Как, спрашивается, реализовывать мой коварный план в таких условиях?
Меня хватило на неделю. Вот, честно, я пахала, как лошадка, из чувства вины. А потом поняла, что опять занимаюсь хе… простите, нелюбимым делом, и меня бомбануло. За обедом я выдала:
— Надеюсь, вы хорошо отдохнули за эти дни? — поинтересовалась обманчиво вежливо.
Мама смерила меня холодным взглядом. Ага, значит, ещё злится.
Папин взгляд был тяжёлый, возмущённый, ожидающий очередной моей выходки.
— Лидия, — заговорил папуля, — мы должны быть уверены, что, когда ты примешь на себя управление герцогством, это будет тебе по силам.
— Вы, что, прямо сейчас собрались помирать?
— Не ёрничай! — властно прокатился по столовой мамин голос. — Тебе как раз хватит времени всему обучиться.

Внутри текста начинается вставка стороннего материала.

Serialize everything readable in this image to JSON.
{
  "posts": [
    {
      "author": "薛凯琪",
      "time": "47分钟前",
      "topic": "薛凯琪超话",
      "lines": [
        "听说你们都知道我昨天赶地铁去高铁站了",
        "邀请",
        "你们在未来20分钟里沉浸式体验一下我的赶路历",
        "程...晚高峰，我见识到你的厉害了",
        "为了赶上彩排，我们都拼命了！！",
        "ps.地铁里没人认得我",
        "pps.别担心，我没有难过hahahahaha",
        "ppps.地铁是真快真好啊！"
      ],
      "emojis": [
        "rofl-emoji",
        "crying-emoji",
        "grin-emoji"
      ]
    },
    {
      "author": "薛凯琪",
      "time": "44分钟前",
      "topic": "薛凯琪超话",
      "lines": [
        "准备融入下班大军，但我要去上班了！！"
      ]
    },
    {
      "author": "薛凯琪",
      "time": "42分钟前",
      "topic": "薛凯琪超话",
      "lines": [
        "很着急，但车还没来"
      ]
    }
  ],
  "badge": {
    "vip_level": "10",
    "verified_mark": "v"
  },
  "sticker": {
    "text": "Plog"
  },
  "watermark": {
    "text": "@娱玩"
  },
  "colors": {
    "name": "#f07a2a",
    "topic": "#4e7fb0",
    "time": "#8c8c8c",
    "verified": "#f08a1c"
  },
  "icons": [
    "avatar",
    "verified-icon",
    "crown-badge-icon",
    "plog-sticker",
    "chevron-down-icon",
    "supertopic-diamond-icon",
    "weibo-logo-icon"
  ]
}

— А как же моя юность, самое прекрасное время? Я хочу яркой жизни, а не денной и нощной возни с бумажками! Я имею право на личное время!
— Твою неуёмную энергию необходимо направить в нужное русло, — оправдал моё рабство папа.
— Мама, папа, — я поднялась из-за стола. — Спасибо вам за такую честь, но вынуждена отказаться от титула. Ибо я недостойна гордого звания герцогини.
— Чего ты добиваешься, Лидия? — устало вздохнул папа.
— Это вы чего добиваетесь? Переломить меня? Посадить в тюрьму и контролировать каждый мой шаг? Сделать из меня личного секретаря?
— Лидия, сядь! — снова повысила голос мама, однако продолжила уже более спокойно: — В Зоте я узнала, что тебя похищали и едва не убили. И нас ты в известность не поставила! Лидия, ты у нас с Лиссом единственная дочь, и подумай, что станет с нами, если с тобой что-то случится?
Ха! Случится, если я мумифицируюсь, завернувшись в бумажки в пыльном кабинете.
— Напрасно волнуетесь. У меня всё под контролем, — ответила я, понимая, что прозвучало неубедительно.
— Каждый день я боюсь, что ты опять вытворишь что-то опасное! — упс, кажется, мама завелась. — Ты ничего не рассказываешь мне, не делишься тайнами. Ничего, Лидия! Нам остаётся только догадываться, чем забита твоя голова! Поэтому тебя вернули домой, чтобы ты была под присмотром.
— Возможно, стоит просто отпустить меня и дать мне самой строить своё счастье? И если вам с папой так хочется о ком-то заботиться, родите второго ребёнка. Вы ещё молодые. Уверена, при должном старании…
— Лидия! — прервала мои разглагольствования мама. — С тобой невозможно договориться! — со скрипом отодвинула стул и ушла.
Мы с мамой никогда особо не ладили. Мне «повезло» унаследовать её взрывной характер, и между нами всегда искрит. Конечно, мы помиримся, когда устанем конфликтовать, а потом всё начнётся по новой.
А пока мама удалилась, наверняка чтобы собрать заряд для нового боя.
За столом нас осталось двое. Папа как-то устало на меня посмотрел.
— Я понимаю тебя, — сказал явно с трудом.
— Сомневаюсь.
— Нет, правда, понимаю. Работа с документацией — это не твоё.
— Не моё. Я стану самым выдающимся в истории зельеваром, даже если вы с мамой будете против.